Even with this mistake, I love the bag. The hardware and heavy oilskin give it a substantial weight which makes it feel solid and professional. The size is perfect for my needs. The choice of carrying methods (on back or over shoulder) is handy. The way the pattern pieces are divided up means that there’s lots of scope for personalising this bag with contrasting fabric (I chose to sew mine entirely in oilskin).
Some other details
- In addition to the oilskin, I also used a touch of Liberty fabric along the exterior pocket edges.
- For the straps I used 2-in wide woven tape. It’s actually made to be used in upholstering chairs – you know, that woven bit on the bottom of the chair? I think it works great here.
- I upcycled all my hardware from old bags (which is why it doesn’t all match!).
- I did a little decorative zig-zag stitch to secure the buckles. Subtle? Yes, but I love it.
- I top-stitched along the outside of the zip. I like the way it looks but, more importantly, it helps to hide the exposed edges on the inside.
I loved sewing with the oilskin. It’s different from laminate cotton (which is great for this bag too – see the post over at Casa Crafty) and surprisingly easy and liberating to sew with.
Here are the reasons why you should make your next project – whatever it is – with oilskin
- The fabric isn’t washable (but can be re-oiled) which means you don’t have to pre-wash it.

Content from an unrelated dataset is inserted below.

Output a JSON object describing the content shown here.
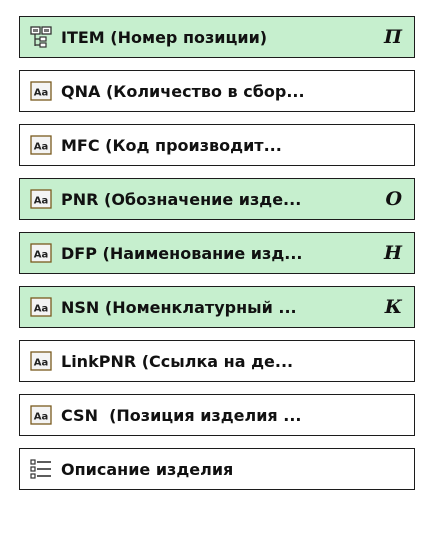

- You can’t iron it but it creases really well with your fingers.
- I didn’t want to pin it (for fear of ruining the water-proof quality) so instead used clips to keep everything in place – worked perfectly.
- I used a size 90 needle which handled everything well – even when sewing through 6 layers!
- At the end of your project your hands will feel insanely moisturised!
After making this bag and using it for a few days I’ve realised that I prefer carrying it as a shoulder bag; so much so that I’ve now fixed the strap in place which makes it easier to throw over my shoulder and go. And if, like me, you tend to always leave the house in a rush, I think it still looks great if you don’t have time to fasten the buckles. Just grab and go!
In short, this pattern and fabric are a match made in heaven! A huge thank you to Sara for inviting me on this tour. It has forced me to pause the unpacking and get back to sewing and I feel all the better for doing it! And of course I have a new bag to boot! If you want to give this pattern a go you can find it here. The oilskin I used can be purchased from Merchant and Mills here.
Thanks for reading – there will be more sewing goodness coming up soon.